Thursday, August 19, 2010

Advice for a suspected case of tibialis posterior tendinosis




I've been suffering from medial ankle pain for about 2 to 3 months (since early May). I initially though it was a grade I deltoid ligament sprain (in both ankles) because the pain was delayed and pretty minor. The pain came a few hours after performing lower body exercises (squats, lunges, single-leg balancing) while trying to force my feet into a neutral position, because I am an overpronator. It responded well to ice and compression at first, and after 3 weeks the pain had subsided. I was walking normally and going up and down stairs as if I was never injured, and about 2 weeks later, the pain returned.

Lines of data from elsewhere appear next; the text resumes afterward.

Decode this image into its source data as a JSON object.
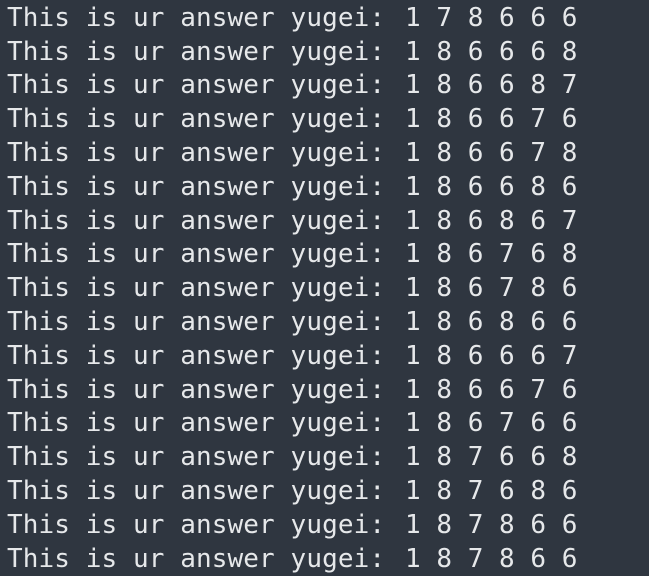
{
  "terminal": {
    "lines": [
      {
        "prefix": "This is ur answer yugei:",
        "value": "178666"
      },
      {
        "prefix": "This is ur answer yugei:",
        "value": "186668"
      },
      {
        "prefix": "This is ur answer yugei:",
        "value": "186687"
      },
      {
        "prefix": "This is ur answer yugei:",
        "value": "186676"
      },
      {
        "prefix": "This is ur answer yugei:",
        "value": "186678"
      },
      {
        "prefix": "This is ur answer yugei:",
        "value": "186686"
      },
      {
        "prefix": "This is ur answer yugei:",
        "value": "186867"
      },
      {
        "prefix": "This is ur answer yugei:",
        "value": "186768"
      },
      {
        "prefix": "This is ur answer yugei:",
        "value": "186786"
      },
      {
        "prefix": "This is ur answer yugei:",
        "value": "186866"
      },
      {
        "prefix": "This is ur answer yugei:",
        "value": "186667"
      },
      {
        "prefix": "This is ur answer yugei:",
        "value": "186676"
      },
      {
        "prefix": "This is ur answer yugei:",
        "value": "186766"
      },
      {
        "prefix": "This is ur answer yugei:",
        "value": "187668"
      },
      {
        "prefix": "This is ur answer yugei:",
        "value": "187686"
      },
      {
        "prefix": "This is ur answer yugei:",
        "value": "187866"
      },
      {
        "prefix": "This is ur answer yugei:",
        "value": "187866"
      }
    ]
  }
}
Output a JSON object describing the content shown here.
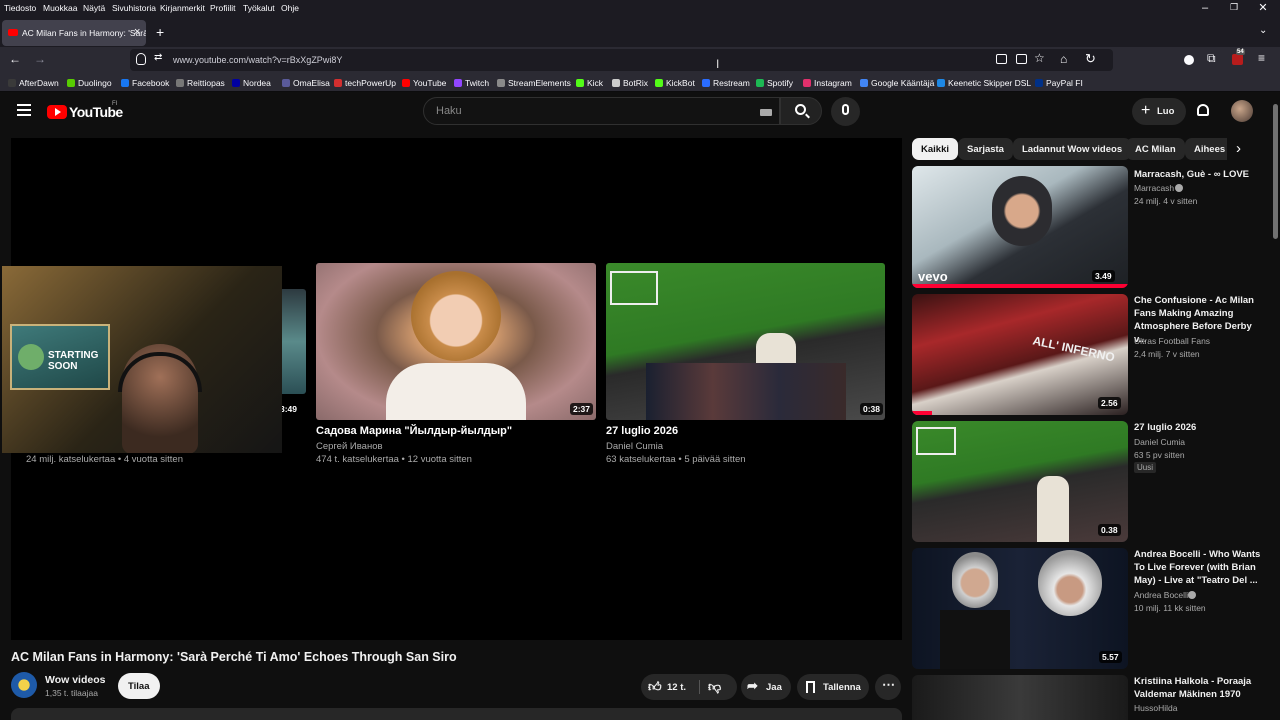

What also aggravated it probably were the exercises that I attempted to do to rehab it (single leg balancing and directional movements with theraband resistance). I think I was too aggressive with the exercises. Heat and ice both assist in pain management, but now walking will just bring pain back immediately. I have no visible signs of inflammation - no swelling or heat - and stretching seems to help for the short-term. Exercise also isn't that bad (theraband directional movements and calf raises with the knees bent) but a bit after some discomfort will arise. About a week or two ago, I found out that the pain had to be from either my tibialis posterior or another muscle in the shin/ankle (the flexor hallucis longus? I'm not sure) Since the pain usually comes about with standing and walking, and the fact that I overpronate, led me to believe it is more likely my tibialis posterior, since this has a direct link over overpronating and such

Wednesday, January 14, 2009

Do you have any tips on rehabbing from tibialis posterior tendinosis?

Do you have any tips on rehabbing from tibialis posterior tendinosis? I've read that eccentric stretching and strengthening works best.